AVC: Do you have any good stories from backstage?

TK: I ran into The Avett Brothers, and they were really nice dudes—super down-to-earth. We hung out for a minute while we were all eating. They were like crazy humble. I was like, “Everyone says you’re the best live band they’ve ever seen.” And they were like, “Oh, well, you’re gonna be disappointed.” I kicked it with Citizen Cope a little bit, and he was a very nice guy as well. We had a fun time talking. Glen Hansard from The Swell Season—great dude. He actually had us all up onstage with him to sing “Forever Young,” which was great. I talked to Mavis Staples’ guitar player. Everyone was so nice.
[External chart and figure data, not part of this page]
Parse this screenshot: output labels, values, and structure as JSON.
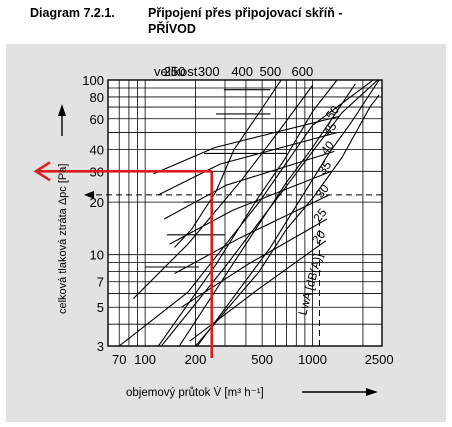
{
  "caption": {
    "number": "Diagram 7.2.1.",
    "title_line1": "Připojení přes připojovací skříň -",
    "title_line2": "PŘÍVOD"
  },
  "chart_data": {
    "type": "line",
    "scale": "log-log",
    "xlabel": "objemový průtok V̇ [m³ h⁻¹]",
    "ylabel": "celková tlaková ztráta Δpc [Pa]",
    "xlim": [
      60,
      2600
    ],
    "ylim": [
      3,
      100
    ],
    "x_ticks": [
      "70",
      "100",
      "200",
      "500",
      "1000",
      "2500"
    ],
    "x_tick_values": [
      70,
      100,
      200,
      500,
      1000,
      2500
    ],
    "y_ticks": [
      "3",
      "5",
      "7",
      "10",
      "20",
      "30",
      "40",
      "60",
      "80",
      "100"
    ],
    "y_tick_values": [
      3,
      5,
      7,
      10,
      20,
      30,
      40,
      60,
      80,
      100
    ],
    "size_label": "velikost",
    "sizes": [
      {
        "label": "250",
        "x": 150
      },
      {
        "label": "300",
        "x": 240
      },
      {
        "label": "400",
        "x": 380
      },
      {
        "label": "500",
        "x": 560
      },
      {
        "label": "600",
        "x": 870
      }
    ],
    "noise_label": "LwA [dB(A)]",
    "noise_curves": [
      {
        "label": "20",
        "points": [
          [
            185,
            3.2
          ],
          [
            470,
            6.3
          ],
          [
            1200,
            12
          ]
        ]
      },
      {
        "label": "25",
        "points": [
          [
            165,
            5.0
          ],
          [
            410,
            8.8
          ],
          [
            1220,
            16
          ]
        ]
      },
      {
        "label": "30",
        "points": [
          [
            150,
            7.8
          ],
          [
            370,
            12.5
          ],
          [
            1260,
            22
          ]
        ]
      },
      {
        "label": "35",
        "points": [
          [
            140,
            11.5
          ],
          [
            335,
            18
          ],
          [
            1300,
            30
          ]
        ]
      },
      {
        "label": "40",
        "points": [
          [
            130,
            16
          ],
          [
            305,
            25
          ],
          [
            1350,
            39
          ]
        ]
      },
      {
        "label": "45",
        "points": [
          [
            120,
            22
          ],
          [
            280,
            33
          ],
          [
            1400,
            50
          ]
        ]
      },
      {
        "label": "50",
        "points": [
          [
            112,
            29
          ],
          [
            260,
            41
          ],
          [
            1450,
            62
          ]
        ]
      }
    ],
    "pressure_curves": [
      {
        "points": [
          [
            70,
            3.0
          ],
          [
            180,
            6.1
          ],
          [
            480,
            20
          ],
          [
            1000,
            55
          ],
          [
            2300,
            100
          ]
        ]
      },
      {
        "points": [
          [
            125,
            3.0
          ],
          [
            300,
            8.5
          ],
          [
            750,
            27
          ],
          [
            1500,
            65
          ],
          [
            2450,
            100
          ]
        ]
      },
      {
        "points": [
          [
            205,
            3.0
          ],
          [
            560,
            11
          ],
          [
            1250,
            38
          ],
          [
            1700,
            57
          ],
          [
            2500,
            100
          ]
        ]
      }
    ],
    "size_lines": [
      {
        "points": [
          [
            85,
            5.6
          ],
          [
            180,
            11.5
          ],
          [
            380,
            27
          ],
          [
            620,
            50
          ],
          [
            1000,
            93
          ]
        ]
      },
      {
        "points": [
          [
            120,
            3.0
          ],
          [
            265,
            8.8
          ],
          [
            470,
            21
          ],
          [
            680,
            35
          ],
          [
            1000,
            66
          ],
          [
            1400,
            100
          ]
        ]
      },
      {
        "points": [
          [
            160,
            3.0
          ],
          [
            400,
            11.5
          ],
          [
            700,
            26
          ],
          [
            1000,
            41
          ],
          [
            1800,
            95
          ]
        ]
      },
      {
        "points": [
          [
            200,
            3.0
          ],
          [
            480,
            8
          ],
          [
            700,
            14
          ],
          [
            1000,
            21
          ],
          [
            1500,
            36
          ],
          [
            2200,
            70
          ],
          [
            2500,
            82
          ]
        ]
      },
      {
        "points": [
          [
            150,
            11
          ],
          [
            190,
            14
          ],
          [
            265,
            23
          ],
          [
            340,
            40
          ],
          [
            470,
            63
          ],
          [
            650,
            100
          ]
        ]
      }
    ],
    "horizontal_segments": [
      {
        "x": [
          100,
          210
        ],
        "y": 8.5
      },
      {
        "x": [
          135,
          300
        ],
        "y": 13
      },
      {
        "x": [
          170,
          480
        ],
        "y": 20
      },
      {
        "x": [
          225,
          700
        ],
        "y": 38
      },
      {
        "x": [
          265,
          560
        ],
        "y": 64
      },
      {
        "x": [
          295,
          560
        ],
        "y": 88
      }
    ],
    "example": {
      "flow": 250,
      "pressure": 30,
      "dashed_pressure": 22,
      "dashed_flow": 1100
    }
  }
}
My night, Friday night, I was the only artist on the bill who didn’t live in Brooklyn. So I met a lot of people who live in New York now. And, believe it or not, I ran into one of the performers from that night here in New York. She works at the coffee shop, my favorite coffee shop in the neighborhood here.


AVC: What do you have planned for touring and promoting the new album?

TK: I’m actually not really touring at all. Just three dates so far, which are in Chicago, Ann Arbor, and New York City. I just moved to Brooklyn, and I’m trying to use the album to open a few new doors and hopefully create an opportunity for me to start touring and go on the road. But at this point, there isn’t any current infrastructure set up to do that. Hopefully I’ll be opening the doors to an opportunity to tour more and play more music. I’d love to record another album. I’ve already got a bunch of songs for the next album. I guess that’s how it goes. I’d really love to have a career as a performing artist, so I’ll just hope that’s how it goes. Right now I just moved, so I’m just living off my savings until I get a job. I was a music teacher for the last two years, which was awesome. I’d like to come back to teaching, but I’m going to see what I can do with the performing thing. I feel good about the spot I’m in, having just moved here, getting the album out, meeting a lot of people here.